Believe it or not, you may even start designing directly inside the browser.
When you realize how easy it is to work with HTML and CSS there is a good chance you will want to be great at this; not just a newbie who can put a couple of lines of code together. There is a huge amount of creatives who run blogs about front-end development. Take a look at Line25 managed by Chris Spooner as a great example.
New trends are thriving due to the challenge of making the web responsive. Building websites and applications that adapt easily to different devices inevitably pushed us to make things minimal and flat. We are supposed to use fewer bitmap elements - like textures - and the same buttons that were created in Photoshop and sliced as .png images are now entirely created in CSS3. Web technologies are evolving; hiding ourselves behind the graphics tool we love so much won't help us in the near future.
Clients expect us to show them work in progress; How are we supposed to show a responsive layout? Surely not though a standard fixed Photoshop document, nor we can imagine creating a new Photoshop document for each scenario. Understanding web technologies allows us to explain the client how the website will react to different device sizes, show them online examples and, eventually, code a simplified version of the responsive web design. We may even move towards a different approach in Photoshop: instead of designing the standard way (960grid template), we could just work on a template that shows the color palette, button styles, other element styles that will then be combined to create the responsive website. It's like showing the clients all the pieces that will play a role in the final design. Think of Twitter's Bootstrap as an example.

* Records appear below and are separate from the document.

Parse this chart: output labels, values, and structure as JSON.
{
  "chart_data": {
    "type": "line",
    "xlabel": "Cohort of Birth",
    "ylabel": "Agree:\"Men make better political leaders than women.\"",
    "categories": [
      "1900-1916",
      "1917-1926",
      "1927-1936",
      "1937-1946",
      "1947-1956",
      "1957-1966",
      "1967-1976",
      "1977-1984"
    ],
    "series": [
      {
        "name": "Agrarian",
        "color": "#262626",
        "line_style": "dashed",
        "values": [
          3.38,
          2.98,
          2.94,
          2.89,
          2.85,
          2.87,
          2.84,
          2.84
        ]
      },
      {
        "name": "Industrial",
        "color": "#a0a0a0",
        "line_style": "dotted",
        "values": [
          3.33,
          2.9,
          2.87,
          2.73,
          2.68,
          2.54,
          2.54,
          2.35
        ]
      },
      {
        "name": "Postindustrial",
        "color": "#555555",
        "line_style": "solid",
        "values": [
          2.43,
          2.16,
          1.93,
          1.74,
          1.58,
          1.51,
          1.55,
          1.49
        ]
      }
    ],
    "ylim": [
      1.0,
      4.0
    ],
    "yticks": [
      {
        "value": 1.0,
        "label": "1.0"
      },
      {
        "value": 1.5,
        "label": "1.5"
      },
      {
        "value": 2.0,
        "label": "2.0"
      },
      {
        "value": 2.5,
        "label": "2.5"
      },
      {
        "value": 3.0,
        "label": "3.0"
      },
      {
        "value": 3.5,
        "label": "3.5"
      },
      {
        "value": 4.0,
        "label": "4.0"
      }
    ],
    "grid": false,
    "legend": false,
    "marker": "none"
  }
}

Here is a list of resources that will help you to start this new learning adventure. It won't be difficult, I promise. For sure it will be worth the effort!
My goal with this article was not to turn you away from your favorite tools or state that we all must be developers, but it is important to realize how natural it is to follow a learning curve that will push you through basic web development. From that point you can decide whether to spend more time on a code editor or a graphics tool. The web will certainly always need people who are pixel obsessed and who'd rather only design things. But if you are one of them; a basic knowledge of how the web works behind the curtain will make you a much better UI designer.
What do you think? Have you dabbled with coding before? Do you prefer staying in the realm of design?